WebAssembly provides a structurally similar guarantee via its linear memory model. Wasm code accesses only its own linear memory region by construction, enforced at the type system level rather than at runtime. The WASI capability model extends this: filesystem and network access must be explicitly granted by the host, with no ambient authority. Projects like quickjs-emscripten combine both, compiling QuickJS to WebAssembly and using the WASM boundary as the containment layer.
Why LLMs Make This Urgent
The Snowflake Cortex sandbox escape that Willison documented earlier this month illustrates why the sandboxing question has become more urgent. Cortex AI executed malware that escaped its sandboxed execution environment. The sandbox in question was designed for trusted users writing UDFs, not for containing code generated by a model that might have been influenced by prompt injection in the data it processed.
Traditional execution environments run known code written by authorized users. The sandbox bounds what those users wrote. LLM-powered execution environments run generated code, sometimes based on inputs from untrusted sources: customer records, scraped content, third-party API responses. A prompt injection in a database row can become arbitrary code execution if the model has a code execution tool and the sandbox is not strong enough.
The OWASP Top 10 for LLM Applications ranks prompt injection and insecure output handling as the top two risks, and those two combine directly into this problem. When building anything that gives a model access to code execution, the strength of the sandbox is not optional.
The Pattern Across All of This
The approaches that hold up share a common property: they use a hardware or process-level boundary, or they change the language state before untrusted code runs. node:vm shares a process and shares prototype roots. vm2 tried to police access after the fact and published critical CVEs until it was abandoned. Realms provide isolation for trusted-author scenarios, not adversarial ones.

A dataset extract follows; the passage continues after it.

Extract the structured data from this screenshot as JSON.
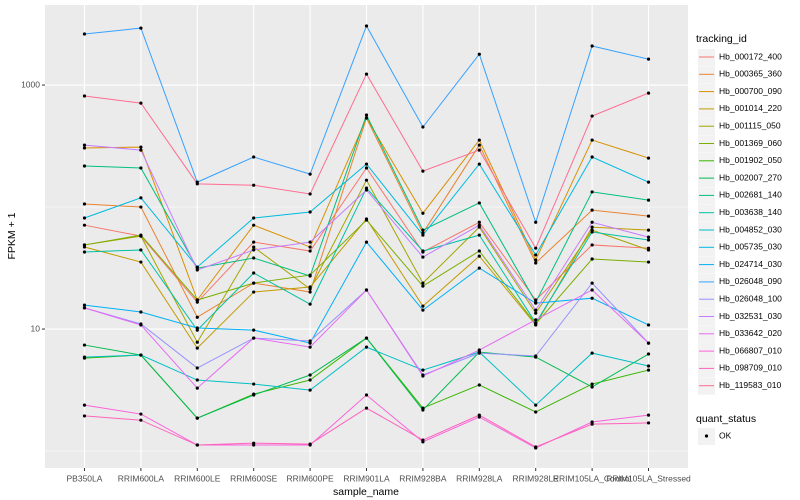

SES works at the language level but only by eliminating the mutable shared state before any code runs, not by monitoring what code does. V8 Isolates and WebAssembly work by giving each execution context its own memory and its own primordials, with no shared state to navigate through.
If you are building something that runs untrusted code, the checklist is straightforward: node:vm is off the table for security purposes, vm2 is deprecated for good reason, and any pure-scope-based containment approach in a standard JavaScript runtime should be treated with the same skepticism. The things that actually work involve a real boundary between execution contexts, whether that boundary is an isolate, a WASM linear memory region, a process, or a lockdown that runs before any untrusted code sees the environment.